Economists' surprising election-year request: Raise taxes, please!
In a survey of economists who work mostly for banks and businesses, a majority said some additional tax revenue is needed, along with spending cuts, to reduce the federal budget deficit.
Manuel Balce Ceneta/AP/File
Economists who work for the nation's businesses have a request that sounds off-key in a US election year: Taxes should go higher.
They aren't asking Congress to raise taxes right away, but their argument in a newly released survey is that federal deficits need to be controlled, and that more revenue is part of the answer.
"The vast majority of survey respondents favors some combination of higher taxes and reduced spending to reduce the federal budget deficit," says a report from the National Association for Business Economics (NABE), which conducted the survey in August.
Even President Obama, while calling for higher taxes on high-income Americans, doesn't couch his argument in rhetoric, saying, "I like higher taxes." He explains that he's been a tax cutter in his first term, but that the richest Americans need to chip in more in tough times.
In the survey of 236 economists, who work mostly for banks and businesses, only one-third said that fiscal policy should be "tightened," as would occur with tax hikes, over the next year. But a majority said policy should become tighter starting in 2014.
When asked "How should Congress reduce the federal budget deficit?," participants were asked to pick from among five fiscal policy options. The most common response was "equally with spending cuts and tax increases" (selected by 45 percent), followed by "mostly with spending cuts" (31 percent), "mostly with tax increases" (14 percent), "only with spending cuts (9 percent), and "only with tax increases (1 percent).

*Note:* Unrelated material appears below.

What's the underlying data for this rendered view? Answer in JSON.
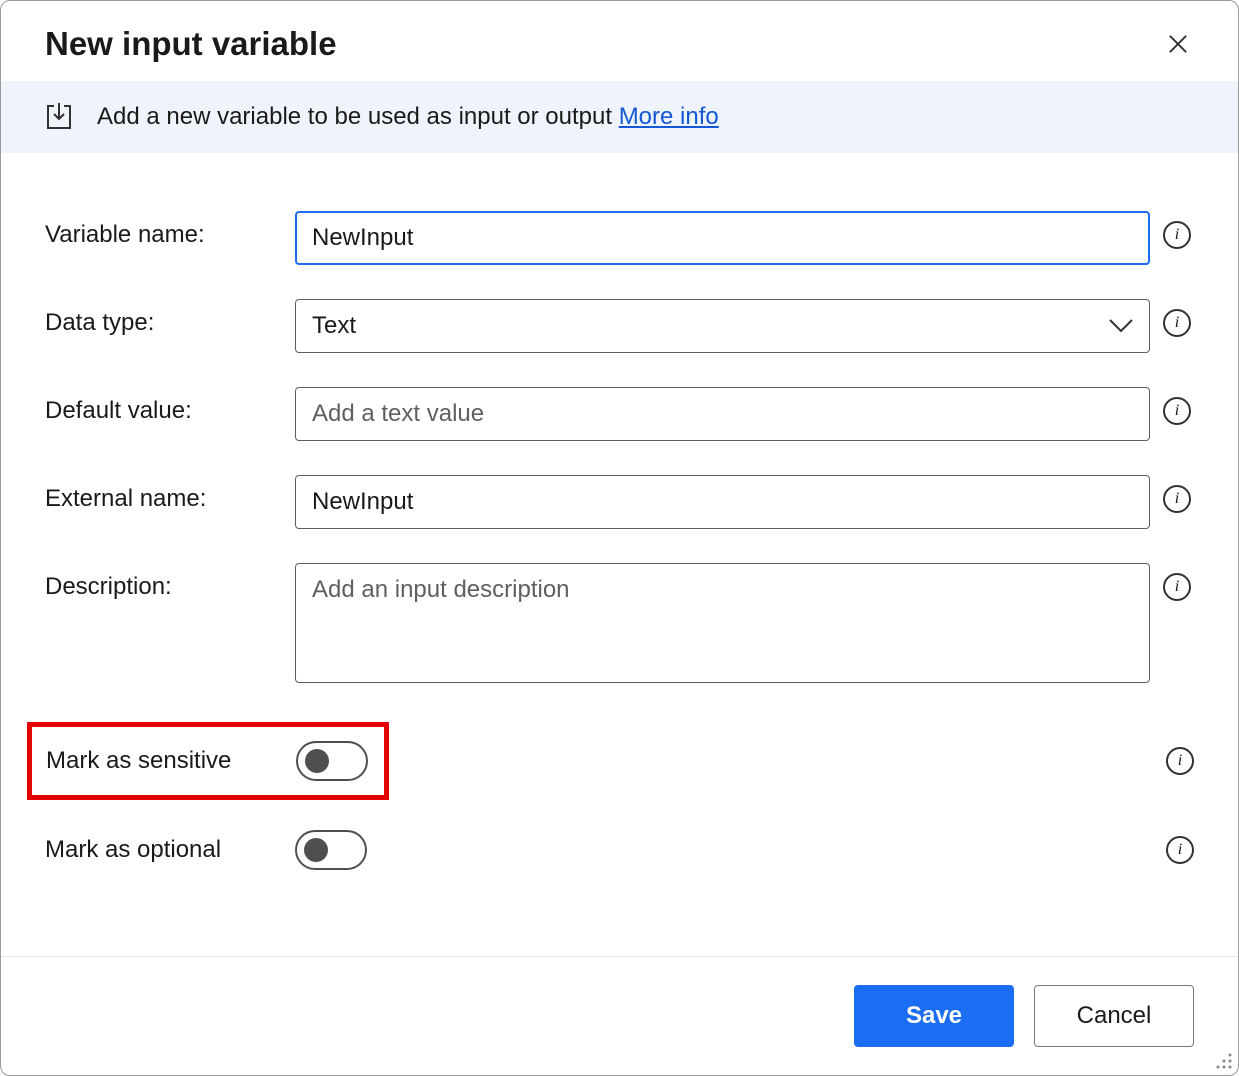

On its face, the survey appears to show more support for Obama-style policies than for those advocated by the president's Republican challenger, Mitt Romney. President Obama, after all, has consistently and loudly called for a "balanced" approach that includes both spending cuts and tax hikes.
The survey found 90 percent of respondents supporting some blend of those two methods of reducing deficits, while Mr. Romney's espousal of "revenue neutral" tax reform lines up most closely with the 9 percent of economists in the survey who called for "spending cuts only."
At the same time, it's important not to interpret the survey too strongly as an endorsement for Mr. Obama from the economics profession.
The results do show a clear skepticism for the no-new-taxes appeal that has become a hallmark of Republican fiscal policy. But they also show a strong tilt toward spending discipline – a bigger emphasis for Romney than for Obama – with 40 percent of those surveyed in either the "mostly spending cuts" or "only spending cuts" camps. By contrast, only 15 percent favored mostly or only tax increases.
Survey participants weren't asked whether they would side with a particular political party, candidate, or policy proposal. Both parties have some history of failure when it comes to curbing federal deficits.
Many budget-policy experts are skeptical of whether Republicans, if holding the levers of both Congress and the White House, could really reduce federal spending to 20 percent of gross domestic product, as Romney has called for.
Similarly, on the Democratic side, Obama's tax-increase proposals are arguably more tangible than his spending-cut plans. Journalists at the fact-checking website Politifact assessed Obama's claim to have a plan to "cut our deficits by $4 trillion" during the next decade. Their analysis cited some $1.7 trillion in proposed revenue increases, alongside spending plans that rely heavily on automatic spending cuts in a 2011 law – a law that is widely viewed as a place holder rather than a long-term plan on spending.
The reluctance among economists to impose budget discipline in 2013 highlights another side of America's dilemma over government: what to do about the so-called "fiscal cliff."
At the end of the year, a large volume of tax cuts are scheduled to expire even as automatic spending cuts kick in. Economists, including those in the survey, worry that such sudden tightening of fiscal policy could cause a recession next year. "A majority of respondents would prefer that both monetary and fiscal policies become more stimulative or remain unchanged in 2013," says the NABE report summarizing the survey.